コウタが槍をクルリと回して背中に担ぎ、満足そうに笑う。

その時、ボスの消滅した中央の空間に、黄金色に輝くドロップ宝箱と、下層へと続く螺旋階段が姿を現した。


「よし、お楽しみのドロップチェックだ」


俺たちが宝箱を開けると、中から二つの光り輝くアイテムとスキルスクロールが出現した。


【入手アイテム:古樹の守護指輪】

【入手スキルスクロール:『瞬影跳躍』】


浮かび上がった獲得ウィンドウを閉じる。性能の確認はダンジョンを脱出したときのお楽しみだ。

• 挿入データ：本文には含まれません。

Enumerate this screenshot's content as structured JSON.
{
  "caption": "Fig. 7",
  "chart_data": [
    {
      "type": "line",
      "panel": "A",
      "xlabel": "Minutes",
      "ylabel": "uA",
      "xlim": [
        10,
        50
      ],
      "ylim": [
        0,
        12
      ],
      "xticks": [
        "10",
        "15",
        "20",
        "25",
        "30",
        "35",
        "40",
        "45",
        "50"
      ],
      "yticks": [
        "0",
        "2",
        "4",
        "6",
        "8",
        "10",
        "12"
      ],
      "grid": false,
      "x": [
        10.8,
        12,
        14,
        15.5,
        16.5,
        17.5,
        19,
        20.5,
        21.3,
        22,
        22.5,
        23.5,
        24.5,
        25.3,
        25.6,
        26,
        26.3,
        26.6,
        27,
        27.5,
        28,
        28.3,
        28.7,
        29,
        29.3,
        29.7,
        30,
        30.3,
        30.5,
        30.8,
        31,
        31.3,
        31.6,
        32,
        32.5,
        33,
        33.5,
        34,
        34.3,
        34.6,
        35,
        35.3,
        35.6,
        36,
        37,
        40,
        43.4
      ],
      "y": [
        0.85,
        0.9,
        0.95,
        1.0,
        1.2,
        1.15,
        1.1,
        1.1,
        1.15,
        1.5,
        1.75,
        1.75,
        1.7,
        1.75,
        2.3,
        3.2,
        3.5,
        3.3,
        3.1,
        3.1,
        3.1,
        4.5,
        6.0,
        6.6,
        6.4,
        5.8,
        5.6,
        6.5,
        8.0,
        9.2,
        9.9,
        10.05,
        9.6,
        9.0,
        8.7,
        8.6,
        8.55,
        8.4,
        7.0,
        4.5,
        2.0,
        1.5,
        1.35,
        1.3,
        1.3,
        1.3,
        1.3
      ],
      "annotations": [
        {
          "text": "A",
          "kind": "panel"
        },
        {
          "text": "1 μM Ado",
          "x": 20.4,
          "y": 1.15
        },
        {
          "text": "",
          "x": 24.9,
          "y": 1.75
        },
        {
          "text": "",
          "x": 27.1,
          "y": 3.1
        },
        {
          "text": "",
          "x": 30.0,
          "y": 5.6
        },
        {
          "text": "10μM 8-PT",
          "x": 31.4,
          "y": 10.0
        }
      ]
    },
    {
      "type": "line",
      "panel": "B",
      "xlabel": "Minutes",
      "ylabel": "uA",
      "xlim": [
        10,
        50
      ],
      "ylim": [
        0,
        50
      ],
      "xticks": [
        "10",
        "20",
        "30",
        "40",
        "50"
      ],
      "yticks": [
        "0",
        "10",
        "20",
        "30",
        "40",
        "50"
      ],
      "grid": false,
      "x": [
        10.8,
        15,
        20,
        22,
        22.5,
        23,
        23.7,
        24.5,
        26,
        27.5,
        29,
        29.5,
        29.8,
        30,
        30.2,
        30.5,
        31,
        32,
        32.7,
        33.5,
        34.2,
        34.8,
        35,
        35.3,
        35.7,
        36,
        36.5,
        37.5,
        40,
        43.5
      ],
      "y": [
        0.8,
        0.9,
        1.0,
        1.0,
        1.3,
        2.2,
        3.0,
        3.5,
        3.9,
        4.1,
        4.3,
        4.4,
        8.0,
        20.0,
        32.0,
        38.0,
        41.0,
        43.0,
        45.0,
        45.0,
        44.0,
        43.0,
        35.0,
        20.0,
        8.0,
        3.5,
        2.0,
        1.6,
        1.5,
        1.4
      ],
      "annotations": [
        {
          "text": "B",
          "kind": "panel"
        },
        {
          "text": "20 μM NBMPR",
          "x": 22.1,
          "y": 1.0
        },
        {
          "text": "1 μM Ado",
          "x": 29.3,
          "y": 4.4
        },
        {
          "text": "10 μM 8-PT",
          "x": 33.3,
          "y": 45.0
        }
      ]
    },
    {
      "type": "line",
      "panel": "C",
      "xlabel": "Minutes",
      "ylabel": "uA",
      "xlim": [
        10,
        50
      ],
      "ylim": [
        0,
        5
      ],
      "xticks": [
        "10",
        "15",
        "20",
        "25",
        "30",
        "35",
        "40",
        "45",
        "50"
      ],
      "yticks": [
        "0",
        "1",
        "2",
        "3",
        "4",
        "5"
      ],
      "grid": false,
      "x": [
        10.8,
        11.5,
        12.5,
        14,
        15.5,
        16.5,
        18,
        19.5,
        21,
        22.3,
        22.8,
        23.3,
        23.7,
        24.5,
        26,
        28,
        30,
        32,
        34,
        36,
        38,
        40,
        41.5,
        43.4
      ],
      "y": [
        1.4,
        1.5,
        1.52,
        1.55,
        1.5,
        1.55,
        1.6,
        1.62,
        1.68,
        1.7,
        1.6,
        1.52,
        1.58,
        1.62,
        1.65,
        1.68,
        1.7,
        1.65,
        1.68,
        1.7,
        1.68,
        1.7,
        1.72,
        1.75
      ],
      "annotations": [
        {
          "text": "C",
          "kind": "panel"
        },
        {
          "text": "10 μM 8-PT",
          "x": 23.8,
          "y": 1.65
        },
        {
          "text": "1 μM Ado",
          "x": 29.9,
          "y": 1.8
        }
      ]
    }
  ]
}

広場の熱気が冷めやらぬ中、周囲のプレイヤーたちが歓声を上げながら俺たちの元へと次々に駆け寄ってきた。


「おいおいマジかよ! あの『グラビドス』の巨体を大剣の一撃で沈めちまうなんてな!」

「あんな少人数で完封するなんてすげぇ!」

「ナイスバウト! 最高のプレイ見せてもらったわ!」


口々に称賛を贈ってくれるプレイヤーたち。見知らぬ攻略組や野良のパーティとハイタッチを交わし、健闘を称え合う。


「へへっ、サンキューな! みんなの応援のおかげで気合入ったぜ!」


コウタが槍を肩に担ぎ直し、ギャラリーに手を振ったり応えたりしながら、楽しそうに笑う。

下層へと続く階段を見つめ、俺たちの胸には確固たる自信が満ち溢れていた。


「このまま下層も突き進んで、さらに強くなるぞ!」


「おう! この勢いでガンガン進もうぜ!」


周囲のお祭りのような熱気を背に受けながら、俺とコウタはさらなる高みを目指し、より苛烈なモンスターが蠢くダンジョンの下層へと、迷いなく足を踏み入れた。